A couple years ago I made an Ivory fountain pen with components from silverpenparts.  I was at a show yesterday and was showing the pen to a customer and spotted a crack in the cap.  My heart sank!  I have heard that ivory is prone to cracking but was very happy mine had not!! 
But, now what?
Does anyone have any good ideas on possible repair/recovery techniques?


----------



## jttheclockman (Apr 9, 2016)

Keith, my only suggestion would be to take it off the cap and either replace it or spread it ever so gently and CA glue it and clamp it shut. If the cap has a clip rotate it to under the clip. You may have to reshape it somewhat if dirt has gotten into the crack. where the crack is suggests the components may have been a tight fit. May want to glue those in next time. Good luck.


----------



## keithbyrd (Apr 15, 2016)

Thanks JT - gonna try to get time to try the repair.  Concerned about trying to clamp again - promoting further cracking? Distorting the tube?  How do you control the amount of tension to clamp with?  
I think I might try a little ivory dust ca slurry and see how that goes.  Will update when I find out if it works or not!


----------



## mecompco (Apr 15, 2016)

Just a thought, but it seems like the pen disassembly vise grips might work well as a clamp, if you decide to go that way. Then you could easily dial in the pressure you want.


----------



## jttheclockman (Apr 16, 2016)

keithbyrd said:


> Thanks JT - gonna try to get time to try the repair.  Concerned about trying to clamp again - promoting further cracking?

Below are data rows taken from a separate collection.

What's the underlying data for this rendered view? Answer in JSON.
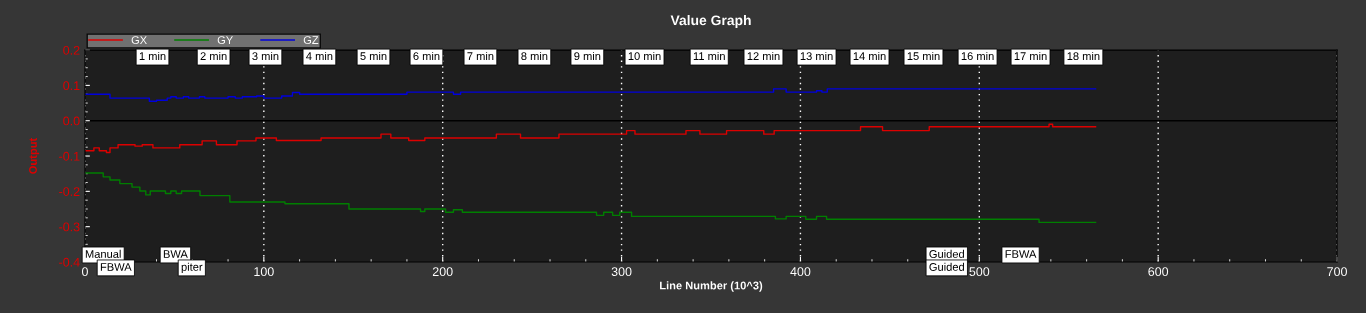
{
  "chart_data": {
    "type": "step",
    "title": "Value Graph",
    "xlabel": "Line Number (10^3)",
    "ylabel": "Output",
    "xlim": [
      0,
      700
    ],
    "xticks": [
      0,
      100,
      200,
      300,
      400,
      500,
      600,
      700
    ],
    "ylim": [
      -0.4,
      0.2
    ],
    "yticks": [
      -0.4,
      -0.3,
      -0.2,
      -0.1,
      {
        "value": 0,
        "label": "0.0"
      },
      0.1,
      0.2
    ],
    "grid": "x",
    "legend": "top left",
    "ref_lines": [
      {
        "axis": "y",
        "value": 0,
        "color": "#000000"
      }
    ],
    "series": [
      {
        "name": "GX",
        "color": "#dd0000",
        "x": [
          0,
          5,
          8,
          12,
          14,
          18.5,
          28,
          32,
          38,
          53,
          65.5,
          73.5,
          85,
          95.6,
          107,
          132,
          165.5,
          171,
          181,
          190,
          230,
          243.5,
          265,
          302.8,
          307.5,
          336,
          343.8,
          358.7,
          379.5,
          385.3,
          433.6,
          445.9,
          472,
          539,
          541,
          565
        ],
        "values": [
          -0.085,
          -0.077,
          -0.085,
          -0.09,
          -0.077,
          -0.068,
          -0.072,
          -0.068,
          -0.077,
          -0.068,
          -0.057,
          -0.068,
          -0.057,
          -0.049,
          -0.056,
          -0.049,
          -0.038,
          -0.049,
          -0.056,
          -0.049,
          -0.038,
          -0.049,
          -0.038,
          -0.028,
          -0.038,
          -0.028,
          -0.038,
          -0.028,
          -0.038,
          -0.028,
          -0.017,
          -0.028,
          -0.017,
          -0.01,
          -0.017,
          -0.017
        ]
      },
      {
        "name": "GY",
        "color": "#007f00",
        "x": [
          0,
          10.2,
          14,
          19.5,
          26.3,
          30.7,
          34,
          36.5,
          45,
          48,
          51,
          54,
          64.3,
          81,
          111.8,
          147.6,
          187.6,
          190,
          201.6,
          206,
          211,
          286,
          290,
          295,
          299,
          305.6,
          386,
          392,
          403,
          409,
          414.6,
          533.4,
          565
        ],
        "values": [
          -0.148,
          -0.159,
          -0.168,
          -0.178,
          -0.188,
          -0.199,
          -0.21,
          -0.199,
          -0.206,
          -0.199,
          -0.206,
          -0.199,
          -0.212,
          -0.23,
          -0.235,
          -0.25,
          -0.257,
          -0.25,
          -0.259,
          -0.252,
          -0.259,
          -0.268,
          -0.259,
          -0.268,
          -0.259,
          -0.271,
          -0.278,
          -0.271,
          -0.279,
          -0.271,
          -0.279,
          -0.288,
          -0.288
        ]
      },
      {
        "name": "GZ",
        "color": "#0000dd",
        "x": [
          0,
          14,
          36,
          40,
          46,
          48,
          51,
          55,
          58,
          64,
          67,
          80,
          84,
          88,
          96,
          100,
          110,
          116,
          120,
          180,
          206,
          210,
          385,
          392,
          409,
          412,
          415,
          565
        ],
        "values": [
          0.075,
          0.064,
          0.055,
          0.058,
          0.064,
          0.068,
          0.064,
          0.068,
          0.064,
          0.068,
          0.064,
          0.068,
          0.064,
          0.068,
          0.07,
          0.064,
          0.07,
          0.08,
          0.075,
          0.081,
          0.075,
          0.081,
          0.09,
          0.081,
          0.085,
          0.081,
          0.09,
          0.09
        ]
      }
    ],
    "annotations": [
      "1 min",
      "2 min",
      "3 min",
      "4 min",
      "5 min",
      "6 min",
      "7 min",
      "8 min",
      "9 min",
      "10 min",
      "11 min",
      "12 min",
      "13 min",
      "14 min",
      "15 min",
      "16 min",
      "17 min",
      "18 min",
      "Manual",
      "BWA",
      "FBWA",
      "piter",
      "Guided",
      "FBWA",
      "Guided"
    ]
  }
}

Distorting the tube?  How do you control the amount of tension to clamp with?
> I think I might try a little ivory dust ca slurry and see how that goes.  Will update when I find out if it works or not!




Oh that is one of those how tight is tight questions:biggrin::biggrin: Just tight enough. Before you put back do a little filing so the parts slide in and use some loctite.


----------